Embracing bike lanes without public input is pure folly


By Townsend A. 
“Van” Van Fleet, Alexandria

To the editor:

Derrick Perkins’ article in the August 14 issue of the Alexandria Times titled “Prince and Cameron streets eyed for bike lanes,” highlighted city staff’s current position on this matter.

In this article, Carrie Sanders, who is a division chief in the department of transportation and environmental services, indicates that her agency already has decided to put bike lanes on Cameron and Prince streets. Additionally, the article relates that Jim Durham of the Alexandria Bicycle and Pedestrian Advisory Committee (an at-large committee not appointed by the city council) indicated that previous considerations by the city did not go far enough.

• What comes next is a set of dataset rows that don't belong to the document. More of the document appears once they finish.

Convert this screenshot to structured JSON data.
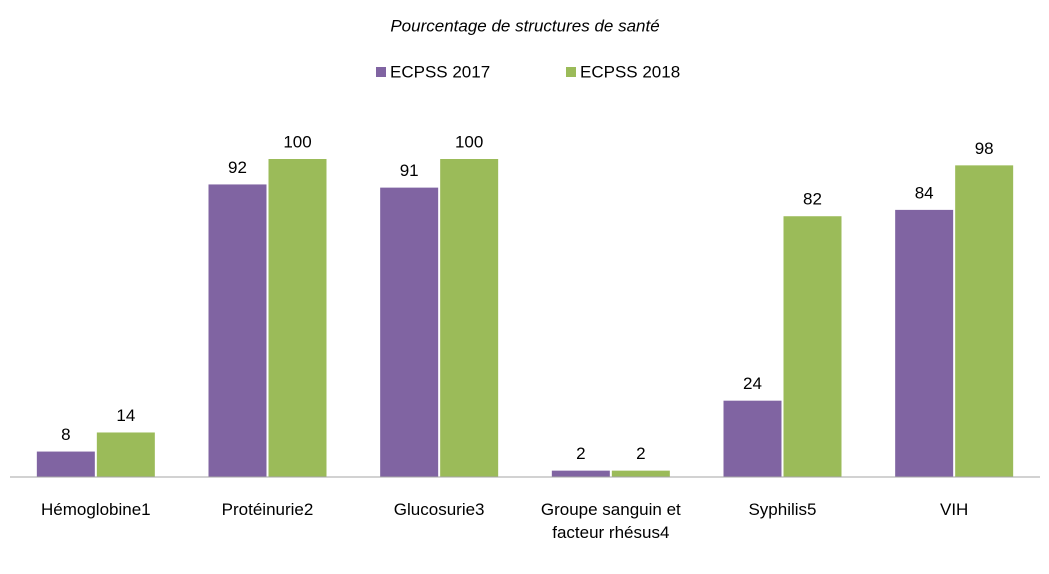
{
  "chart_data": {
    "type": "bar",
    "title": "Pourcentage de structures de santé",
    "categories": [
      "Hémoglobine1",
      "Protéinurie2",
      "Glucosurie3",
      "Groupe sanguin et facteur rhésus4",
      "Syphilis5",
      "VIH"
    ],
    "series": [
      {
        "name": "ECPSS 2017",
        "color": "#8064a2",
        "values": [
          8,
          92,
          91,
          2,
          24,
          84
        ]
      },
      {
        "name": "ECPSS 2018",
        "color": "#9bbb59",
        "values": [
          14,
          100,
          100,
          2,
          82,
          98
        ]
      }
    ],
    "ylim": [
      0,
      100
    ],
    "legend": "top"
  }
}
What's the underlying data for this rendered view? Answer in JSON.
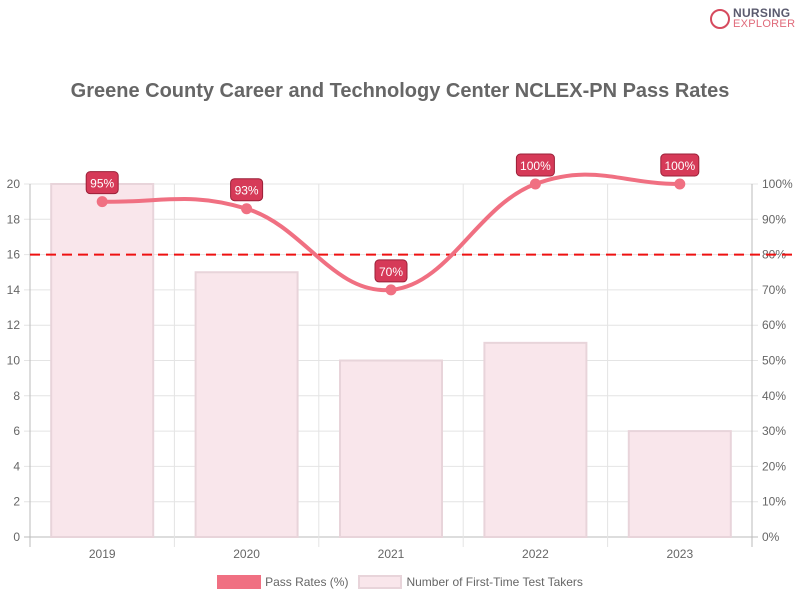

Essentially, it appears that city staff and the committee already have made up their minds as to what the final outcome will be on this issue.

If this is the case, these conclusions were drawn without much public input, since two significant public meetings on the matter have yet to occur. On September 30, the goals and needs of bicyclists and pedestrians will be discussed at the pedestrian and bicycle master plan meeting. On October 9, complete street guidelines will be addressed at the second meeting of the ad-hoc pedestrian and bicycle master plan advisory committee.

Given these apparently forgone conclusions, city staff is once again attempting a preemptive strike on an issue (look to the food truck task force debacle for an example) without having input provided by meetings and committees that are scheduled and convened by the city. It is becoming more and more apparent that these meetings are nothing more than pro forma occurrences to satisfy the requirement for public input.




  1. The Alexandria bike count is scheduled to be conducted by BPAC in mid-September.

    They are looking for volunteers to help with the count. I would also encourage residents to count on the dates that are not scheduled by BPAC in order to compare their counts with those of BPAC’s.

    The bike lobby count will likely be artificailly inflated by the interest group active regional communications network. In good market research this is accounted for and discounted. But that requires a professional research effort.

  2. Is it really necessary for you to publish comments from Townsend Van Fleet? It seems redundant to print that he is against one city plan or another. For the past 22 years that I have lived in Old Town, I cannot recall a single proposal that he did not find fault with. If it included progress or change – Mr. Van Fleet was against it. In the future, I would prefer to hear some new voices – for or against – city plans. I believe that we can do without his consistently negative voice.